Fazit und Zusammenfassung

Stell dir deinen Vermögensaufbau vor, wir eine Reise. Für jede Reise brauchst du einen Fahrplan:

  1. Zunächst musst du wissen wo du stehst, du darfst also deine finanzielle Ausgangslage ⚓️ ermitteln.
  2. Als nächstes brauchst du ein klares Ziel 🏁, denn du musst natürlich wissen, wo du hin willst.
  3. Für jede Reise brauchst du ein Gefährt.
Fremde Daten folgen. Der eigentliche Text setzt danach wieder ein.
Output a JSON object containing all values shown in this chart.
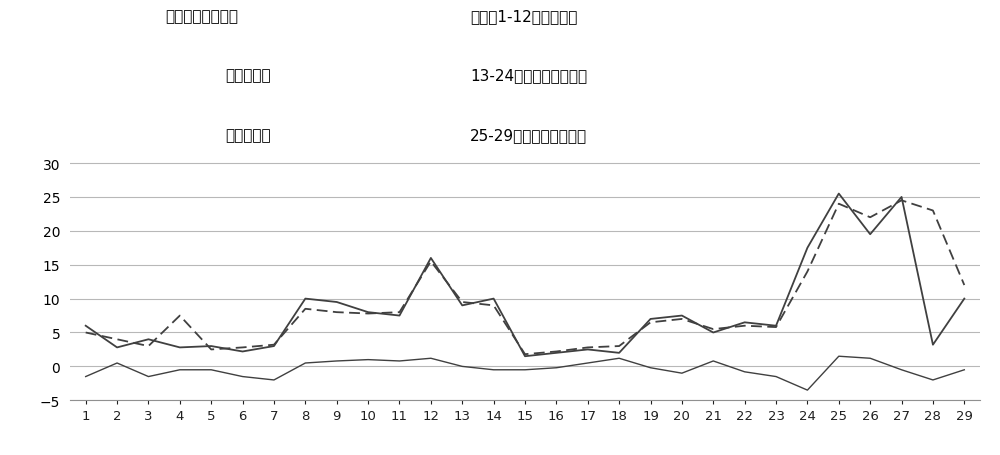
{
  "x": [
    1,
    2,
    3,
    4,
    5,
    6,
    7,
    8,
    9,
    10,
    11,
    12,
    13,
    14,
    15,
    16,
    17,
    18,
    19,
    20,
    21,
    22,
    23,
    24,
    25,
    26,
    27,
    28,
    29
  ],
  "predicted": [
    6.0,
    2.8,
    4.0,
    2.8,
    3.0,
    2.2,
    3.0,
    10.0,
    9.5,
    8.0,
    7.5,
    16.0,
    9.0,
    10.0,
    1.5,
    2.0,
    2.5,
    2.0,
    7.0,
    7.5,
    5.0,
    6.5,
    6.0,
    17.5,
    25.5,
    19.5,
    25.0,
    3.2,
    10.0
  ],
  "actual": [
    5.0,
    4.0,
    3.0,
    7.5,
    2.5,
    2.8,
    3.2,
    8.5,
    8.0,
    7.8,
    8.0,
    15.5,
    9.5,
    9.0,
    1.8,
    2.2,
    2.8,
    3.0,
    6.5,
    7.0,
    5.5,
    6.0,
    5.8,
    14.0,
    24.0,
    22.0,
    24.5,
    23.0,
    12.0
  ],
  "error": [
    -1.5,
    0.5,
    -1.5,
    -0.5,
    -0.5,
    -1.5,
    -2.0,
    0.5,
    0.8,
    1.0,
    0.8,
    1.2,
    0.0,
    -0.5,
    -0.5,
    -0.2,
    0.5,
    1.2,
    -0.2,
    -1.0,
    0.8,
    -0.8,
    -1.5,
    -3.5,
    1.5,
    1.2,
    -0.5,
    -2.0,
    -0.5
  ],
  "ann_L1": "说明：实线为预测",
  "ann_L2": "虚线为实测",
  "ann_L3": "曲线为误差",
  "ann_R1": "说明：1-12为冷冬模型",
  "ann_R2": "13-24为低基数暖冬模型",
  "ann_R3": "25-29为高基数暖冬模型",
  "ylim": [
    -5,
    32
  ],
  "yticks": [
    -5,
    0,
    5,
    10,
    15,
    20,
    25,
    30
  ],
  "line_color": "#404040",
  "bg_color": "#ffffff",
  "grid_color": "#b8b8b8",
  "font_size_annotation": 11,
  "font_size_tick": 9.5
}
Dies ist dein System ⚙, welches dich zum Ziel bringen kann.
  4. Dann geht es los – du willst deine Reise starten. Du darfst dein System „betanken“. Du legst entsprechend Geld zur Seite 💰.
  5. Und um so richtig Fahrt aufzunehmen und auf die Überholspur 🚀 zu wechseln musst du dann dein Geld anlegen und für dich arbeiten lassen. Das ist Schritt 5, dieser wird dich zu deinem Ziel tragen.

Häufig wird versucht eine oder mehrere dieser Schritt zu überspringen. Doch genau das ist das Problem.

Jede dieser Schritte ist wichtig für eine erfolgreiche Reise.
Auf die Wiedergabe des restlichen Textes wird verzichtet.